Gradation of stiffness of the mucosa inferior to the vocal fold.

During phonation, energy is transferred from the subglottal airflow through the air/mucosa interface that results in the propagation of the mucosal wave in the vocal fold. The vocal fold is soft, and the subglottal mucosa is stiff. We hypothesize that it is highly improbable that there is a rigid boundary between the tissue structures, with a sudden drop in stiffness; and that a gradual change would be more likely to support the efficient transfer of energy from the airflow to the mucosal wave. Our objective was to test this hypothesis by quantifying the change in mucosa stiffness with respect to anatomical position.
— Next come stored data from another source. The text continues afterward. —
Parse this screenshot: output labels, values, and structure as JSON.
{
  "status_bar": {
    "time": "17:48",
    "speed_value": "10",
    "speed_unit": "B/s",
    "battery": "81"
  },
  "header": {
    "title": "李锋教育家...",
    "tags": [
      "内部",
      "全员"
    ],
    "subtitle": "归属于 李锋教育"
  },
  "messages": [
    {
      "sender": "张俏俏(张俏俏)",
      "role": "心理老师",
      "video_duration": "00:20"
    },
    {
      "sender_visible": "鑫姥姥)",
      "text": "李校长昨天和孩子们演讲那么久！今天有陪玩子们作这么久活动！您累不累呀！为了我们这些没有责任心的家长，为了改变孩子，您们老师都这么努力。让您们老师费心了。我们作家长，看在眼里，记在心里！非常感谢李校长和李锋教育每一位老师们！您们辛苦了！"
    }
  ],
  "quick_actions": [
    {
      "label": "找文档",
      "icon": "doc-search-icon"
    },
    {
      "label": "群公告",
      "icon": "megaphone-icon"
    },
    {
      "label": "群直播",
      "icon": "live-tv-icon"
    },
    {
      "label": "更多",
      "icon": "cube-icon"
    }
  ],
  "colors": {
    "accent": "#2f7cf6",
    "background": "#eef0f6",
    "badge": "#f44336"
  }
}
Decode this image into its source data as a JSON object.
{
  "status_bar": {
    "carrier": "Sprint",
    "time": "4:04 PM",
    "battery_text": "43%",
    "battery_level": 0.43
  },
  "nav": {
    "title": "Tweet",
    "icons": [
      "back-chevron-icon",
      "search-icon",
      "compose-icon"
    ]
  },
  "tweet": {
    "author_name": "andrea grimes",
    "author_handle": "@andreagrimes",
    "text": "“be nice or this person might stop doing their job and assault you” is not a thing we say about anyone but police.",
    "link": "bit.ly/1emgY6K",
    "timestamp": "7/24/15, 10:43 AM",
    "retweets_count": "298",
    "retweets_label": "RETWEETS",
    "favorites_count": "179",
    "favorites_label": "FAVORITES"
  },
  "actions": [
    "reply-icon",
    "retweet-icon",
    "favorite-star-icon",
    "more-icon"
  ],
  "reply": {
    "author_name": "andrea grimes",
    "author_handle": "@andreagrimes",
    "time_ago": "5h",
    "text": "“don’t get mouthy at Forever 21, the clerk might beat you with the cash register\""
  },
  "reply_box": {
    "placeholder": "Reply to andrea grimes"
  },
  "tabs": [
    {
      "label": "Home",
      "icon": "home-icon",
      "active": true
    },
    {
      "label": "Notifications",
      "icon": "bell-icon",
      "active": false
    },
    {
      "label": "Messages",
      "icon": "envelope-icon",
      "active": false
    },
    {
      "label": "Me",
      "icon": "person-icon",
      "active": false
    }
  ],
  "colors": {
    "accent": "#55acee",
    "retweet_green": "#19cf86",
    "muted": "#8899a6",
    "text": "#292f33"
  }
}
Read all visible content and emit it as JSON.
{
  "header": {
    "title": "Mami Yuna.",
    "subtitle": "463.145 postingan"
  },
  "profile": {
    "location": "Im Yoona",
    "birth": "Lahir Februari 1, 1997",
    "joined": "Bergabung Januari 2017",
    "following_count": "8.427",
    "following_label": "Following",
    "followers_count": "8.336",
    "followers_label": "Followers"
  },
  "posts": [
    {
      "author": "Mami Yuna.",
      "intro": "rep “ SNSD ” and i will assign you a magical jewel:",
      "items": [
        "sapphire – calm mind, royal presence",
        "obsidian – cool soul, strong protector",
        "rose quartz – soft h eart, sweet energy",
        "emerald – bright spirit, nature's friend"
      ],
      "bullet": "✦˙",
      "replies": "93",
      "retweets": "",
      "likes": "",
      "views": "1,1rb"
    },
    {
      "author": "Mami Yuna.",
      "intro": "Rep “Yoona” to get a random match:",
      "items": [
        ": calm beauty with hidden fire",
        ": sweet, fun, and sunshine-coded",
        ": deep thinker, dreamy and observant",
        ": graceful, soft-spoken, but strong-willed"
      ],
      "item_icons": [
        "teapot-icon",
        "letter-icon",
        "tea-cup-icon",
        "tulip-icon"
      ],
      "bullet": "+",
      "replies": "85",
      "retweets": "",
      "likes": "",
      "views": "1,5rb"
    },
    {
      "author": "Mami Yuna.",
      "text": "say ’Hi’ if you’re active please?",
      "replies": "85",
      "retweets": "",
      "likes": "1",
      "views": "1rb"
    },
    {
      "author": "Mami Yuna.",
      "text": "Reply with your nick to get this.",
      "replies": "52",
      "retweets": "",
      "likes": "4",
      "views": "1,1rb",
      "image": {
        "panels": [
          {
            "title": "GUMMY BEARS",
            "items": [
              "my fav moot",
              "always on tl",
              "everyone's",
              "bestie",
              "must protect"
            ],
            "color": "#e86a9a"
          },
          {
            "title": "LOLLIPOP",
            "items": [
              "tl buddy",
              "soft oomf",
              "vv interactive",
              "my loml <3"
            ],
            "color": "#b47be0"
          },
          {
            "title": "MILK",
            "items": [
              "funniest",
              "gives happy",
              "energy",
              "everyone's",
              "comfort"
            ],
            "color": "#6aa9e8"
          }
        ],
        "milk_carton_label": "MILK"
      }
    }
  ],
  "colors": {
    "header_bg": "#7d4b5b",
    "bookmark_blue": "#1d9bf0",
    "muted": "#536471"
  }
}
In this initial study, using five pig larynges, a series of point-specific measurements of mucosa stiffness were taken in a line from the midpoint of the vocal fold toward the trachea. A modified linear skin rheometer adapted for laryngeal elasticity measurement applied shear stress to a series of seven positions at 2-mm intervals starting from the midmembranous vocal fold medial surface. A sinusoidal shear force of 1g was applied at each point, and resultant displacement curve logged. Using a regression algorithm, the stiffness of the tissue was derived in units of grams force per millimeter displacement. Five readings were taken at each position. The results indicate that there is a linear increase in stiffness with respect to position, increasing as the measurements are taken further from the vocal fold. There is a gradual change in stiffness of the subglottal mucosa of a pig larynx.